Abstract
Human observers readily recognize complex actions based on impoverished visual inputs, such as point-light biological motion. How is point-light biological motion represented by the visual system? We used techniques of classification images to provide a pictorial answer. Observers discriminated a point-light human who was walking either forward or backward (moonwalk). The two stimulus movies were identical except that one of them was played backward. The point-light human was embedded in dynamic white noise. We developed a new method for constructing classification images by computing trial-by-trial correlations between noise pixels and an observer's responses. The resulting correlation map revealed statistically significant correlations at all point-light locations, i.e., dynamic “templates” of the forward and backward walkers.

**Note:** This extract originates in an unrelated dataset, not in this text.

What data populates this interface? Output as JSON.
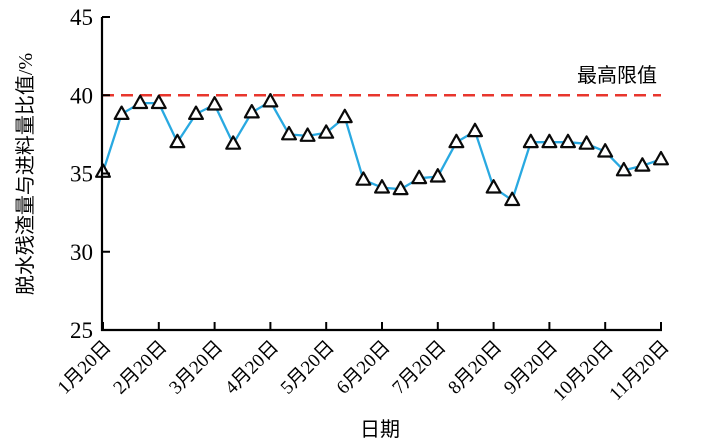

We further computed a semipartial correlation map, using multiple regression to increase the power of the analysis in order to reliably detect small but nonzero correlations between noise pixels and responses. Classification movies were created using the resultant semipartial correlation map, in which noise pixels located along the “virtual skeleton” (lines connecting point-light joints according to the structure of a human body) yielded significant correlations with observers' responses. In a control analysis, lines linking up symmetrically corresponding point-light joints (e.g., the left and right hands) yielded non-significant correlations.
Our findings indicate that the internal representation used to discriminate dynamic point-light walkers includes not only joint positions (conveyed by the physically-presented point-lights), but also the “skeleton” that was never physically present in the stimulus signals.